Selbst das europäische Armeeprojekt verkündet nichts Gutes. Wie immer es als Zeichen eines europäischen Selbstvertrauens und der Unabhängigkeit von den USA und der NATO aussehen kann, die zu erwarteten Folgen sind eher das Gegenteil. Lassen wir die propagandistischen Drohungen eines russischen, iranischen oder nordkoreanischen Angriffs bei Seite, Europa wird faktisch von niemand bedroht. Der Zweck einer europäischen Armee könnten daher ausschließlich offensive Operationen außerhalb Europas sein. Das heißt in den gleichen Intentionen und Interessen wie sie auch heute verlaufen. Der Enthusiasmus über die zweitgrößte Armee der Welt verratet die Ambitionen, das Vakuum nach der schmelzenden US-Hegemonie zu füllen, nicht als Alternative zu den USA und der NATO, sondern als ihre Ergänzung und ihr Substitut. Die europäische Identität der Werte soll durch eine Identität der Stärke ersetzt werden. Doch diese Erfahrung hat Europa bereits gemacht und die Nachkriegsentwicklung wurde eben durch daraus gezogene Lehre motiviert. In jedem Fall ist es eine Richtung, die Europa seinen ursprünglichen Absichten noch weiter entfremdet.

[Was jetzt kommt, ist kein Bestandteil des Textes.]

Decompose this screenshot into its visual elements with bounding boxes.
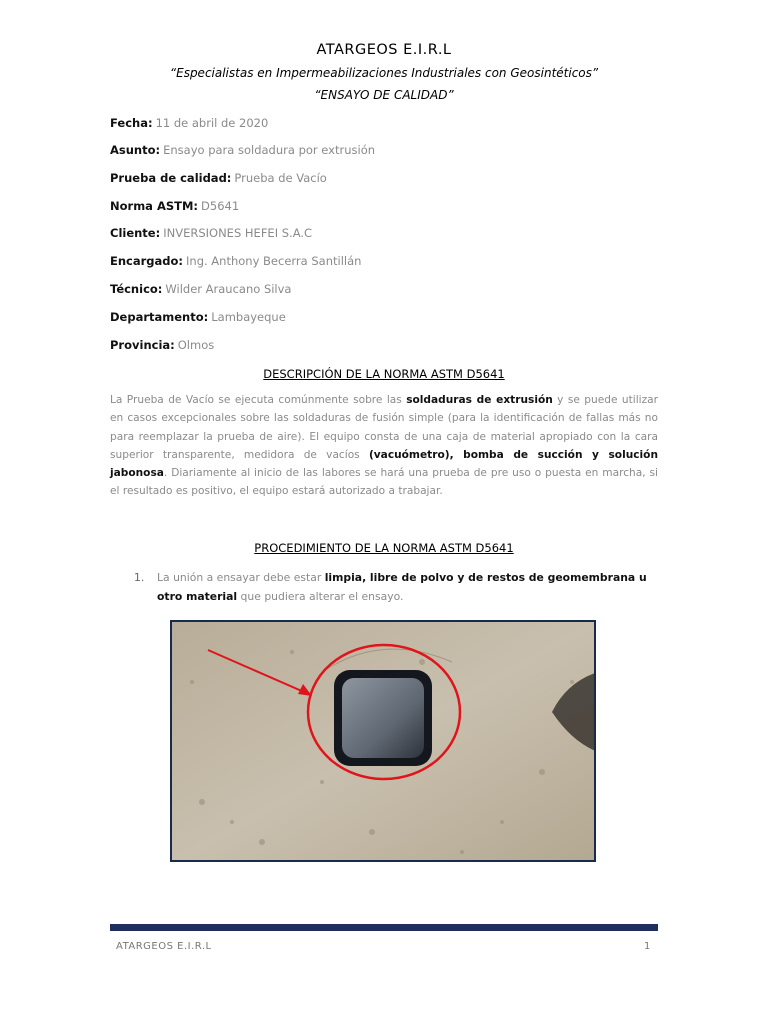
page-number: 1 bbox=[644, 941, 651, 952]
field-tecnico bbox=[110, 282, 291, 296]
field-prueba bbox=[110, 171, 327, 185]
field-label: Provincia: bbox=[110, 338, 175, 352]
description-bold: (vacuómetro), bomba de succión y solución jabonosa bbox=[110, 448, 658, 480]
field-value: Lambayeque bbox=[211, 310, 286, 324]
field-fecha bbox=[110, 116, 268, 130]
procedure-heading: PROCEDIMIENTO DE LA NORMA ASTM D5641 bbox=[254, 541, 514, 555]
field-value: 11 de abril de 2020 bbox=[155, 116, 269, 130]
company-tagline: “Especialistas en Impermeabilizaciones Industriales con Geosintéticos” bbox=[169, 66, 599, 80]
list-number: 1. bbox=[134, 571, 145, 584]
field-value: INVERSIONES HEFEI S.A.C bbox=[163, 226, 313, 240]
document-title: “ENSAYO DE CALIDAD” bbox=[314, 88, 454, 102]
test-photo bbox=[170, 620, 596, 862]
footer-bar bbox=[110, 924, 658, 931]
field-label: Departamento: bbox=[110, 310, 209, 324]
field-provincia bbox=[110, 338, 214, 352]
field-label: Encargado: bbox=[110, 254, 184, 268]
field-label: Norma ASTM: bbox=[110, 199, 199, 213]
description-text: La Prueba de Vacío se ejecuta comúnmente sobre las bbox=[110, 394, 407, 406]
field-value: Ing. Anthony Becerra Santillán bbox=[186, 254, 362, 268]
field-label: Fecha: bbox=[110, 116, 153, 130]
list-text bbox=[157, 568, 658, 606]
description-heading: DESCRIPCIÓN DE LA NORMA ASTM D5641 bbox=[263, 367, 505, 381]
procedure-item-1 bbox=[134, 568, 658, 606]
photo-illustration bbox=[172, 622, 596, 862]
description-paragraph bbox=[110, 391, 658, 501]
field-label: Asunto: bbox=[110, 143, 161, 157]
list-text-part: que pudiera alterar el ensayo. bbox=[237, 590, 404, 603]
field-departamento bbox=[110, 310, 286, 324]
field-value: Wilder Araucano Silva bbox=[165, 282, 292, 296]
description-text: y se puede utilizar en casos excepcionales sobre las soldaduras de fusión simple (para la identificación de fallas más no para reemplazar la prueba de aire). El equipo consta de una caja de material apropiado con la cara superior transparente, medidora de vacíos bbox=[110, 394, 658, 461]
field-value: D5641 bbox=[201, 199, 240, 213]
field-encargado bbox=[110, 254, 361, 268]
list-text-part: La unión a ensayar debe estar bbox=[157, 571, 325, 584]
footer-company: ATARGEOS E.I.R.L bbox=[116, 941, 212, 952]
field-value: Olmos bbox=[177, 338, 215, 352]
list-text-bold: limpia, libre de polvo y de restos de geomembrana u otro material bbox=[157, 571, 647, 603]
vacuum-box-window bbox=[342, 678, 424, 758]
description-bold: soldaduras de extrusión bbox=[406, 394, 553, 406]
field-value: Prueba de Vacío bbox=[234, 171, 327, 185]
field-label: Prueba de calidad: bbox=[110, 171, 232, 185]
company-name: ATARGEOS E.I.R.L bbox=[316, 42, 452, 58]
field-cliente bbox=[110, 226, 312, 240]
field-norma bbox=[110, 199, 239, 213]
description-text: . Diariamente al inicio de las labores se hará una prueba de pre uso o puesta en marcha, si el resultado es positivo, el equipo estará autorizado a trabajar. bbox=[110, 467, 658, 498]
field-label: Cliente: bbox=[110, 226, 161, 240]
field-asunto bbox=[110, 143, 375, 157]
field-label: Técnico: bbox=[110, 282, 163, 296]
field-value: Ensayo para soldadura por extrusión bbox=[163, 143, 376, 157]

Doch kehren wir die Frage um: Was müsste geschehen, damit die europäische Identität wieder zu einem glaubwürdigen, attraktiven und integrativen Faktor wird?

Die Antwort ist offensichtlich: eine Rückkehr zu den europäischen Werten. Zu den Werten von Frieden, Gerechtigkeit, Gleichheit, Verantwortung, Würde, sozialem Markt, Kooperation statt Konkurrenz, Verhandlungen statt militärische Stärke, Verzicht auf die hegemonialen Bestrebungen. Zu den Werten, die Europa noch am Ende des letzten Jahrhunderts kennzeichneten.

Heute ist jedoch die Rückkehr zur Errungenschaften der tausendjährigen europäischen Entwicklung bereits eine revolutionäre Forderung an sich. Eine Voraussetzung wäre, jene Mechanismen zu analysieren, die die Kehrtwende verursachten. Eine weitere Aufgabe wäre, den Fluss von Macht und Geld von den selbsternannten Eliten zu den demokratischen Institutionen und den Bürgern umzukehren. Und eine Rückkehr zum Völkerrecht bedeutete auch die Benennung von Verbrechen gegen diesem.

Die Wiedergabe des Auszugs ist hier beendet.